Ce n’est pas une plateforme qui va permettre un véritable débat. On va faire comme pour le grand débat précédent, à savoir des sommes de contributions individuelles. Ce n’est pas ça, débattre. Un débat, c’est quand on réussit à partir de différentes positions, à avancer, à fusionner certains arguments, à en rejeter d’autres. C’est un processus interactif.
Là, il va de nouveau s’agir d’une suite de monologues pour l’essentiel. Les gens qui vont décider de contribuer ne seront pas à l’image de l’ensemble de la société française et aucune règle n’est établie pour savoir comment on tire les conclusions.
D’après vous, comment pourrait être mise en place une vraie consultation citoyenne ?
Par exemple, en ce moment il y a une convention citoyenne pour le climat qui s’ouvre.
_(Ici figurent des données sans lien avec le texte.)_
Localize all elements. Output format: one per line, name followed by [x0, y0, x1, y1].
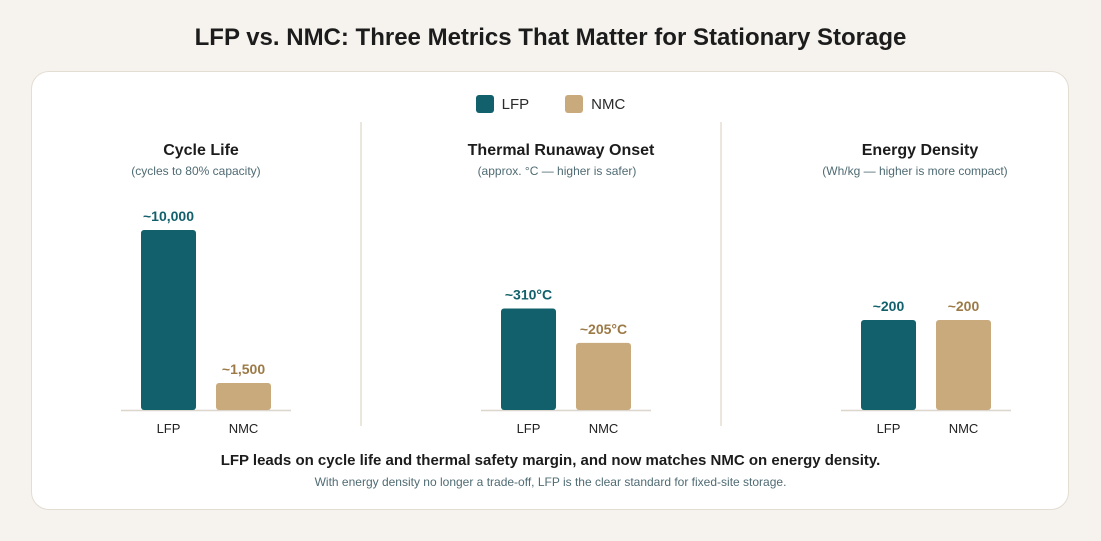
summary-text: LFP leads on cycle life and thermal safe…	[220, 452, 881, 469]
data-label-cycle-life-lfp: ~10,000	[143, 208, 194, 224]
bar-cycle-life-lfp	[141, 230, 196, 410]
legend-item-nmc: NMC	[565, 95, 625, 113]
panel-subtitle-energy-density: (Wh/kg — higher is more compact)	[822, 164, 1008, 178]
bar-cycle-life-nmc	[216, 383, 271, 410]
legend-label-nmc: NMC	[591, 95, 626, 113]
panel-subtitle-thermal-runaway: (approx. °C — higher is safer)	[477, 164, 637, 178]
tick-label-cycle-life-lfp: LFP	[157, 421, 181, 436]
tick-label-thermal-runaway-nmc: NMC	[589, 421, 619, 436]
tick-label-energy-density-nmc: NMC	[949, 421, 979, 436]
bar-thermal-runaway-lfp	[501, 308, 556, 410]
legend-label-lfp: LFP	[501, 95, 530, 113]
panel-divider-2	[720, 122, 722, 426]
page-title: LFP vs. NMC: Three Metrics That Matter f…	[194, 24, 907, 51]
panel-title-energy-density: Energy Density	[861, 142, 979, 159]
data-label-thermal-runaway-nmc: ~205°C	[580, 321, 627, 337]
legend: LFP NMC	[0, 95, 1101, 113]
tick-label-thermal-runaway-lfp: LFP	[517, 421, 541, 436]
panel-title-cycle-life: Cycle Life	[163, 142, 239, 159]
footnote-text: With energy density no longer a trade-of…	[314, 475, 787, 489]
legend-swatch-lfp	[475, 95, 494, 113]
data-label-energy-density-nmc: ~200	[948, 298, 980, 314]
bar-energy-density-nmc	[936, 320, 991, 410]
legend-item-lfp: LFP	[475, 95, 530, 113]
bar-energy-density-lfp	[861, 320, 916, 410]
panel-subtitle-cycle-life: (cycles to 80% capacity)	[131, 164, 261, 178]
data-label-thermal-runaway-lfp: ~310°C	[505, 287, 552, 303]
tick-label-energy-density-lfp: LFP	[877, 421, 901, 436]
chart-card	[31, 71, 1069, 510]
tick-label-cycle-life-nmc: NMC	[229, 421, 259, 436]
data-label-energy-density-lfp: ~200	[873, 298, 905, 314]
bar-thermal-runaway-nmc	[576, 342, 631, 410]
panel-divider-1	[360, 122, 362, 426]
panel-title-thermal-runaway: Thermal Runaway Onset	[467, 142, 655, 159]
data-label-cycle-life-nmc: ~1,500	[222, 361, 265, 377]
legend-swatch-nmc	[565, 95, 584, 113]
Je ne sais pas exactement ce que ça va donner mais en tout cas, si l’on avait quelque chose de similaire sur les retraites, on pourrait poser trois questions : Est-ce que la part consacrée aux retraites dans le PIB doit rester similaire ou est-ce qu’elle doit augmenter et si oui, comment ?
Est-ce que l’on doit passer d’un système par annuités à un système par points ?
Doit-il y avoir un âge légal de départ à la retraite, si oui lequel ?
Et qu’à l’issue d’une assemblée citoyenne, d’abord à l’échelle régionale puis nationale, on soumette à référendum les recommandations issues de ces assemblées, là nous aurions quelque chose qui soit un vrai exercice démocratique. Nous en sommes très loin.